Nosotros los cristianos sabemos que el mal no tiene la última palabra, sino que, como se dice, tiene los días contados. Esto no quita nuestro compromiso, al contrario, lo aumenta: la esperanza es nuestra responsabilidad.
A este respecto, me preguntan qué relación hay entre cristianismo y ecología, es decir, qué proyecto tiene nuestra fe respecto a la casa común de toda la humanidad. Lo diría en tres palabras: gratitud, misión y fidelidad.
La primera actitud es la gratitud, porque esta casa nos ha sido donada; no somos patrones, somos huéspedes y peregrinos en la tierra. El primero en hacerse cargo de nosotros es Dios; nosotros somos ante todo cuidados por Dios, que creó la tierra y —dice Isaías— “no la creó vacía, sino que la formó para que fuera habitada” (Is 45,18). Y el salmo octavo está lleno de asombrada gratitud: «Al ver el cielo, obra de tus manos, / la luna y las estrellas que has creado: / ¿qué es el hombre para que pienses en él, / el ser humano para que lo cuides?» (Sal 8,4-5). ¡Gracias, Padre, por el cielo estrellado y por la vida en este universo!

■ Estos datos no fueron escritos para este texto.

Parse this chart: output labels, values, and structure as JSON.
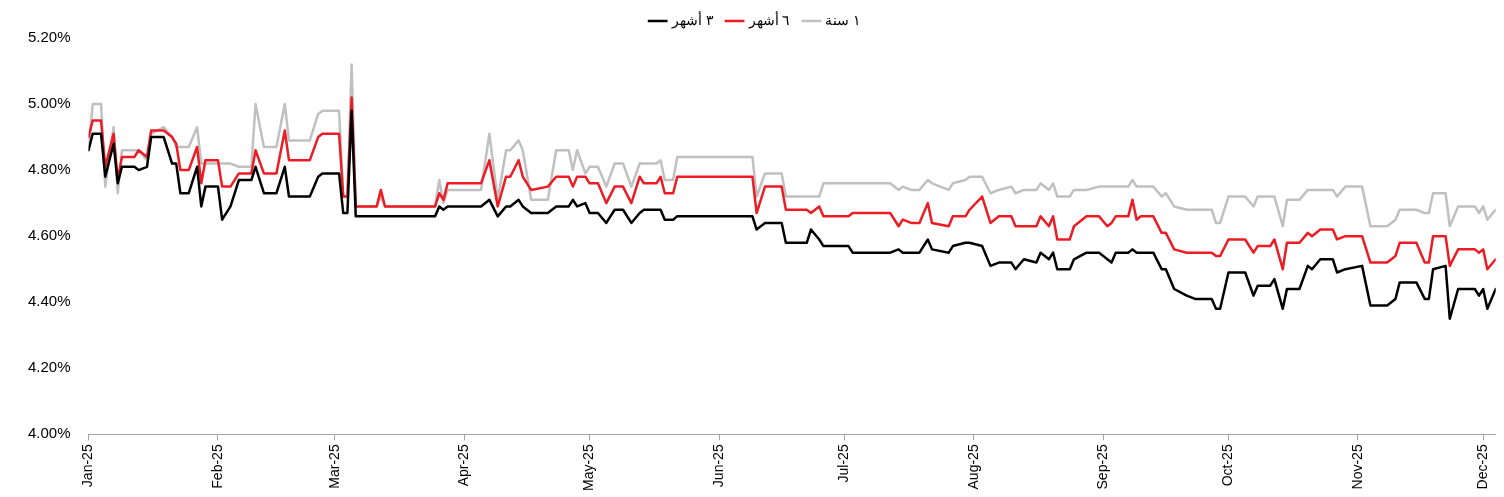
{
  "chart_data": {
    "type": "line",
    "x": [
      "2025-01-01",
      "2025-01-02",
      "2025-01-04",
      "2025-01-05",
      "2025-01-07",
      "2025-01-08",
      "2025-01-09",
      "2025-01-12",
      "2025-01-13",
      "2025-01-15",
      "2025-01-16",
      "2025-01-19",
      "2025-01-21",
      "2025-01-22",
      "2025-01-23",
      "2025-01-25",
      "2025-01-27",
      "2025-01-28",
      "2025-01-29",
      "2025-02-01",
      "2025-02-02",
      "2025-02-04",
      "2025-02-06",
      "2025-02-09",
      "2025-02-10",
      "2025-02-12",
      "2025-02-15",
      "2025-02-17",
      "2025-02-18",
      "2025-02-23",
      "2025-02-25",
      "2025-02-26",
      "2025-03-02",
      "2025-03-03",
      "2025-03-04",
      "2025-03-05",
      "2025-03-06",
      "2025-03-11",
      "2025-03-12",
      "2025-03-13",
      "2025-03-25",
      "2025-03-26",
      "2025-03-27",
      "2025-03-28",
      "2025-04-05",
      "2025-04-07",
      "2025-04-09",
      "2025-04-11",
      "2025-04-12",
      "2025-04-14",
      "2025-04-15",
      "2025-04-17",
      "2025-04-21",
      "2025-04-23",
      "2025-04-24",
      "2025-04-26",
      "2025-04-27",
      "2025-04-28",
      "2025-04-30",
      "2025-05-01",
      "2025-05-03",
      "2025-05-05",
      "2025-05-07",
      "2025-05-09",
      "2025-05-11",
      "2025-05-13",
      "2025-05-14",
      "2025-05-17",
      "2025-05-18",
      "2025-05-19",
      "2025-05-21",
      "2025-05-22",
      "2025-06-09",
      "2025-06-10",
      "2025-06-12",
      "2025-06-16",
      "2025-06-17",
      "2025-06-22",
      "2025-06-23",
      "2025-06-25",
      "2025-06-26",
      "2025-07-02",
      "2025-07-03",
      "2025-07-12",
      "2025-07-14",
      "2025-07-15",
      "2025-07-17",
      "2025-07-19",
      "2025-07-21",
      "2025-07-22",
      "2025-07-26",
      "2025-07-27",
      "2025-07-30",
      "2025-07-31",
      "2025-08-03",
      "2025-08-05",
      "2025-08-07",
      "2025-08-10",
      "2025-08-11",
      "2025-08-13",
      "2025-08-16",
      "2025-08-17",
      "2025-08-19",
      "2025-08-20",
      "2025-08-21",
      "2025-08-24",
      "2025-08-25",
      "2025-08-28",
      "2025-08-31",
      "2025-09-02",
      "2025-09-03",
      "2025-09-04",
      "2025-09-07",
      "2025-09-08",
      "2025-09-09",
      "2025-09-10",
      "2025-09-13",
      "2025-09-15",
      "2025-09-16",
      "2025-09-18",
      "2025-09-21",
      "2025-09-23",
      "2025-09-27",
      "2025-09-28",
      "2025-09-29",
      "2025-10-01",
      "2025-10-05",
      "2025-10-07",
      "2025-10-08",
      "2025-10-11",
      "2025-10-12",
      "2025-10-14",
      "2025-10-15",
      "2025-10-18",
      "2025-10-20",
      "2025-10-21",
      "2025-10-23",
      "2025-10-26",
      "2025-10-27",
      "2025-10-29",
      "2025-11-02",
      "2025-11-04",
      "2025-11-08",
      "2025-11-10",
      "2025-11-11",
      "2025-11-15",
      "2025-11-17",
      "2025-11-18",
      "2025-11-19",
      "2025-11-22",
      "2025-11-23",
      "2025-11-25",
      "2025-11-29",
      "2025-11-30",
      "2025-12-01",
      "2025-12-02",
      "2025-12-04"
    ],
    "series": [
      {
        "name": "٣ أشهر",
        "color": "#000000",
        "values": [
          4.86,
          4.91,
          4.91,
          4.78,
          4.88,
          4.76,
          4.81,
          4.81,
          4.8,
          4.81,
          4.9,
          4.9,
          4.82,
          4.82,
          4.73,
          4.73,
          4.81,
          4.69,
          4.75,
          4.75,
          4.65,
          4.69,
          4.77,
          4.77,
          4.81,
          4.73,
          4.73,
          4.81,
          4.72,
          4.72,
          4.78,
          4.79,
          4.79,
          4.67,
          4.67,
          4.98,
          4.66,
          4.66,
          4.66,
          4.66,
          4.66,
          4.69,
          4.68,
          4.69,
          4.69,
          4.71,
          4.66,
          4.69,
          4.69,
          4.71,
          4.69,
          4.67,
          4.67,
          4.69,
          4.69,
          4.69,
          4.71,
          4.69,
          4.7,
          4.67,
          4.67,
          4.64,
          4.68,
          4.68,
          4.64,
          4.67,
          4.68,
          4.68,
          4.68,
          4.65,
          4.65,
          4.66,
          4.66,
          4.62,
          4.64,
          4.64,
          4.58,
          4.58,
          4.62,
          4.59,
          4.57,
          4.57,
          4.55,
          4.55,
          4.56,
          4.55,
          4.55,
          4.55,
          4.59,
          4.56,
          4.55,
          4.57,
          4.58,
          4.58,
          4.57,
          4.51,
          4.52,
          4.52,
          4.5,
          4.53,
          4.52,
          4.55,
          4.53,
          4.55,
          4.5,
          4.5,
          4.53,
          4.55,
          4.55,
          4.53,
          4.52,
          4.55,
          4.55,
          4.56,
          4.55,
          4.55,
          4.55,
          4.5,
          4.5,
          4.44,
          4.42,
          4.41,
          4.41,
          4.38,
          4.38,
          4.49,
          4.49,
          4.42,
          4.45,
          4.45,
          4.47,
          4.38,
          4.44,
          4.44,
          4.51,
          4.5,
          4.53,
          4.53,
          4.49,
          4.5,
          4.51,
          4.39,
          4.39,
          4.41,
          4.46,
          4.46,
          4.41,
          4.41,
          4.5,
          4.51,
          4.35,
          4.44,
          4.44,
          4.42,
          4.44,
          4.38,
          4.44
        ]
      },
      {
        "name": "٦ أشهر",
        "color": "#ed1c24",
        "values": [
          4.9,
          4.95,
          4.95,
          4.81,
          4.91,
          4.77,
          4.84,
          4.84,
          4.86,
          4.84,
          4.92,
          4.92,
          4.9,
          4.88,
          4.8,
          4.8,
          4.87,
          4.76,
          4.83,
          4.83,
          4.75,
          4.75,
          4.79,
          4.79,
          4.86,
          4.79,
          4.79,
          4.92,
          4.83,
          4.83,
          4.9,
          4.91,
          4.91,
          4.72,
          4.72,
          5.02,
          4.69,
          4.69,
          4.74,
          4.69,
          4.69,
          4.73,
          4.71,
          4.76,
          4.76,
          4.83,
          4.69,
          4.78,
          4.78,
          4.83,
          4.78,
          4.74,
          4.75,
          4.78,
          4.78,
          4.78,
          4.75,
          4.78,
          4.78,
          4.76,
          4.76,
          4.7,
          4.75,
          4.75,
          4.7,
          4.78,
          4.76,
          4.76,
          4.78,
          4.73,
          4.73,
          4.78,
          4.78,
          4.67,
          4.75,
          4.75,
          4.68,
          4.68,
          4.67,
          4.69,
          4.66,
          4.66,
          4.67,
          4.67,
          4.63,
          4.65,
          4.64,
          4.64,
          4.7,
          4.64,
          4.63,
          4.66,
          4.66,
          4.68,
          4.72,
          4.64,
          4.66,
          4.66,
          4.63,
          4.63,
          4.63,
          4.66,
          4.63,
          4.66,
          4.59,
          4.59,
          4.63,
          4.66,
          4.66,
          4.63,
          4.64,
          4.66,
          4.66,
          4.71,
          4.65,
          4.66,
          4.66,
          4.61,
          4.61,
          4.56,
          4.55,
          4.55,
          4.55,
          4.54,
          4.54,
          4.59,
          4.59,
          4.55,
          4.57,
          4.57,
          4.59,
          4.5,
          4.58,
          4.58,
          4.61,
          4.6,
          4.62,
          4.62,
          4.59,
          4.6,
          4.6,
          4.52,
          4.52,
          4.54,
          4.58,
          4.58,
          4.52,
          4.52,
          4.6,
          4.6,
          4.51,
          4.56,
          4.56,
          4.55,
          4.56,
          4.5,
          4.53
        ]
      },
      {
        "name": "١ سنة",
        "color": "#c0c0c0",
        "values": [
          4.86,
          5.0,
          5.0,
          4.75,
          4.93,
          4.73,
          4.86,
          4.86,
          4.86,
          4.83,
          4.91,
          4.93,
          4.9,
          4.87,
          4.87,
          4.87,
          4.93,
          4.82,
          4.82,
          4.82,
          4.82,
          4.82,
          4.81,
          4.81,
          5.0,
          4.87,
          4.87,
          5.0,
          4.89,
          4.89,
          4.97,
          4.98,
          4.98,
          4.72,
          4.72,
          5.12,
          4.69,
          4.69,
          4.72,
          4.69,
          4.69,
          4.77,
          4.7,
          4.74,
          4.74,
          4.91,
          4.71,
          4.86,
          4.86,
          4.89,
          4.86,
          4.71,
          4.71,
          4.86,
          4.86,
          4.86,
          4.8,
          4.86,
          4.79,
          4.81,
          4.81,
          4.75,
          4.82,
          4.82,
          4.75,
          4.82,
          4.82,
          4.82,
          4.83,
          4.77,
          4.77,
          4.84,
          4.84,
          4.72,
          4.79,
          4.79,
          4.72,
          4.72,
          4.72,
          4.72,
          4.76,
          4.76,
          4.76,
          4.76,
          4.74,
          4.75,
          4.74,
          4.74,
          4.77,
          4.76,
          4.74,
          4.76,
          4.77,
          4.78,
          4.78,
          4.73,
          4.74,
          4.75,
          4.73,
          4.74,
          4.74,
          4.76,
          4.74,
          4.76,
          4.72,
          4.72,
          4.74,
          4.74,
          4.75,
          4.75,
          4.75,
          4.75,
          4.75,
          4.77,
          4.75,
          4.75,
          4.75,
          4.72,
          4.73,
          4.69,
          4.68,
          4.68,
          4.68,
          4.64,
          4.64,
          4.72,
          4.72,
          4.69,
          4.72,
          4.72,
          4.72,
          4.63,
          4.71,
          4.71,
          4.74,
          4.74,
          4.74,
          4.74,
          4.72,
          4.75,
          4.75,
          4.63,
          4.63,
          4.65,
          4.68,
          4.68,
          4.67,
          4.67,
          4.73,
          4.73,
          4.63,
          4.69,
          4.69,
          4.67,
          4.69,
          4.65,
          4.68
        ]
      }
    ],
    "xlim": [
      "2025-01-01",
      "2025-12-04"
    ],
    "xticks": [
      {
        "value": "2025-01-01",
        "label": "Jan-25"
      },
      {
        "value": "2025-02-01",
        "label": "Feb-25"
      },
      {
        "value": "2025-03-01",
        "label": "Mar-25"
      },
      {
        "value": "2025-04-01",
        "label": "Apr-25"
      },
      {
        "value": "2025-05-01",
        "label": "May-25"
      },
      {
        "value": "2025-06-01",
        "label": "Jun-25"
      },
      {
        "value": "2025-07-01",
        "label": "Jul-25"
      },
      {
        "value": "2025-08-01",
        "label": "Aug-25"
      },
      {
        "value": "2025-09-01",
        "label": "Sep-25"
      },
      {
        "value": "2025-10-01",
        "label": "Oct-25"
      },
      {
        "value": "2025-11-01",
        "label": "Nov-25"
      },
      {
        "value": "2025-12-01",
        "label": "Dec-25"
      }
    ],
    "ylim": [
      4.0,
      5.2
    ],
    "yticks": [
      {
        "value": 4.0,
        "label": "4.00%"
      },
      {
        "value": 4.2,
        "label": "4.20%"
      },
      {
        "value": 4.4,
        "label": "4.40%"
      },
      {
        "value": 4.6,
        "label": "4.60%"
      },
      {
        "value": 4.8,
        "label": "4.80%"
      },
      {
        "value": 5.0,
        "label": "5.00%"
      },
      {
        "value": 5.2,
        "label": "5.20%"
      }
    ],
    "legend": "top",
    "marker": "none",
    "line_style": "solid",
    "grid": false
  }
}
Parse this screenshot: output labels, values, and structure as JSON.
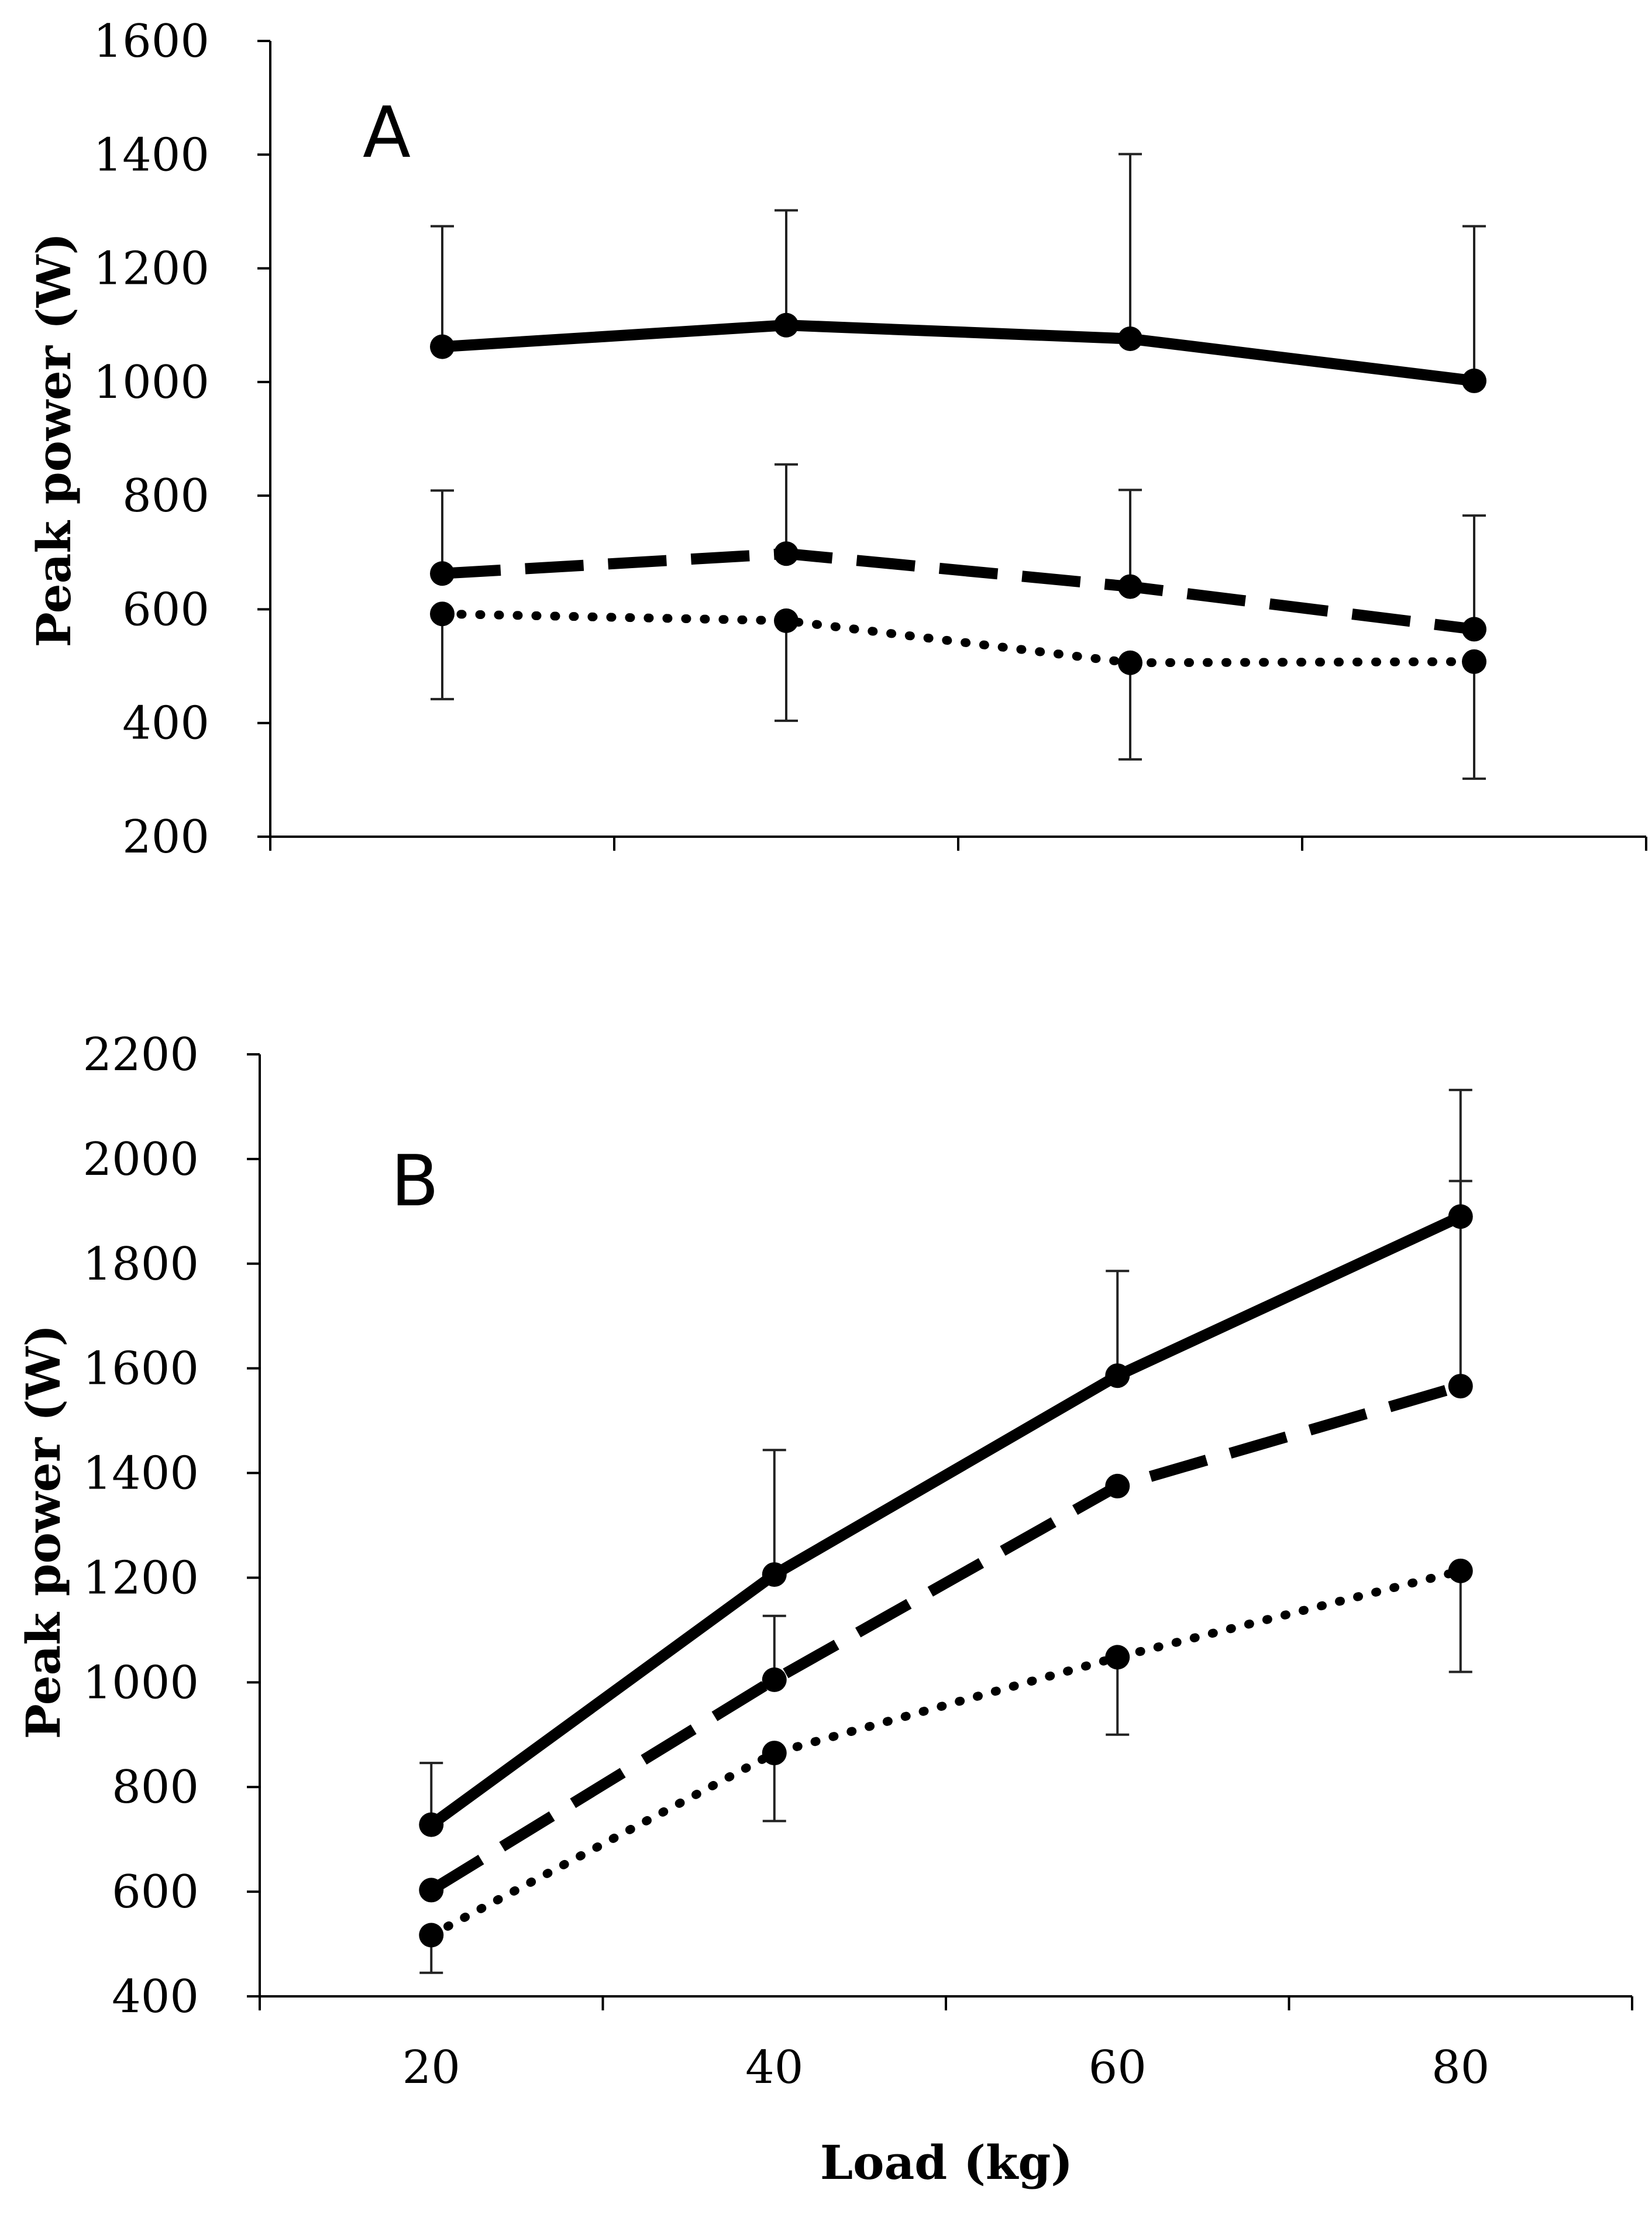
{
  "chart_data": [
    {
      "type": "line",
      "panel": "A",
      "panel_label": "A",
      "ylabel": "Peak power (W)",
      "xlabel": "",
      "ylim": [
        200,
        1600
      ],
      "yticks": [
        200,
        400,
        600,
        800,
        1000,
        1200,
        1400,
        1600
      ],
      "ytick_labels": [
        "200",
        "400",
        "600",
        "800",
        "1000",
        "1200",
        "1400",
        "1600"
      ],
      "x": [
        20,
        40,
        60,
        80
      ],
      "xtick_labels": [],
      "grid": false,
      "series": [
        {
          "name": "solid",
          "style": "solid",
          "values": [
            1062,
            1100,
            1076,
            1002
          ],
          "err_upper": [
            212,
            202,
            325,
            272
          ]
        },
        {
          "name": "dashed",
          "style": "dashed",
          "values": [
            663,
            698,
            640,
            565
          ],
          "err_upper": [
            146,
            157,
            170,
            200
          ]
        },
        {
          "name": "dotted",
          "style": "dotted",
          "values": [
            592,
            580,
            506,
            508
          ],
          "err_lower": [
            150,
            176,
            170,
            206
          ]
        }
      ]
    },
    {
      "type": "line",
      "panel": "B",
      "panel_label": "B",
      "ylabel": "Peak power (W)",
      "xlabel": "Load (kg)",
      "ylim": [
        400,
        2200
      ],
      "yticks": [
        400,
        600,
        800,
        1000,
        1200,
        1400,
        1600,
        1800,
        2000,
        2200
      ],
      "ytick_labels": [
        "400",
        "600",
        "800",
        "1000",
        "1200",
        "1400",
        "1600",
        "1800",
        "2000",
        "2200"
      ],
      "x": [
        20,
        40,
        60,
        80
      ],
      "xtick_labels": [
        "20",
        "40",
        "60",
        "80"
      ],
      "grid": false,
      "series": [
        {
          "name": "solid",
          "style": "solid",
          "values": [
            728,
            1206,
            1586,
            1890
          ],
          "err_upper": [
            118,
            238,
            200,
            242
          ]
        },
        {
          "name": "dashed",
          "style": "dashed",
          "values": [
            603,
            1005,
            1375,
            1566
          ],
          "err_upper": [
            0,
            122,
            0,
            392
          ]
        },
        {
          "name": "dotted",
          "style": "dotted",
          "values": [
            517,
            865,
            1048,
            1213
          ],
          "err_lower": [
            72,
            130,
            148,
            193
          ]
        }
      ]
    }
  ]
}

La segunda actitud es la misión. Nosotros estamos en el mundo para custodiar su belleza y cultivarla para el bien de todos, sobre todo para la posteridad, en un futuro cercano. Este es el “programa ecológico” de la Iglesia. Pero ningún plan de desarrollo podrá llevarse a cabo si en nuestras conciencias permanece la arrogancia, la violencia y la rivalidad. Es necesario ir a la fuente de la cuestión, que es el corazón del hombre. De ahí viene también la dramática urgencia del tema ecológico: de la arrogante indiferencia de los poderosos, que antepone siempre los intereses económicos. Mientras sea así, toda exhortación será silenciada o sólo sera acogida en la medida en que sea conveniente al mercado. Y mientras el mercado esté en primer lugar, nuestra casa común sufrirá injusticia. La belleza del don exige nuestra responsabilidad: somos huéspedes, no dueños absolutos. En este sentido, queridos estudiantes, consideren la cultura como cultivo del mundo, no sólo de las ideas.
Aquí está el desafío del desarrollo integral, que requiere la tercera actitud: la fidelidad. Fidelidad a Dios y al hombre. Este desarrollo, en efecto, se refiere a todas las personas en todos los aspectos de su vida: física, moral, cultural, sociopolítica; y a esto se opone cualquier forma de opresión y de descarte. La Iglesia denuncia estos atropellos, comprometiéndose ante todo en la conversión de cada uno de sus miembros, de nosotros mismos, a la justicia y la verdad. En este sentido, el desarrollo integral se apela a nuestra santidad: es vocación a la vida justa y feliz, para todos.
La opción a realizar, por tanto, está entre manipular la naturaleza y cultivar la naturaleza, a partir de nuestra naturaleza humana; pensemos en la eugenesia, los organismos cibernéticos, la inteligencia artificial. La opción entre manipular y cultivar concierne también a nuestro mundo interior.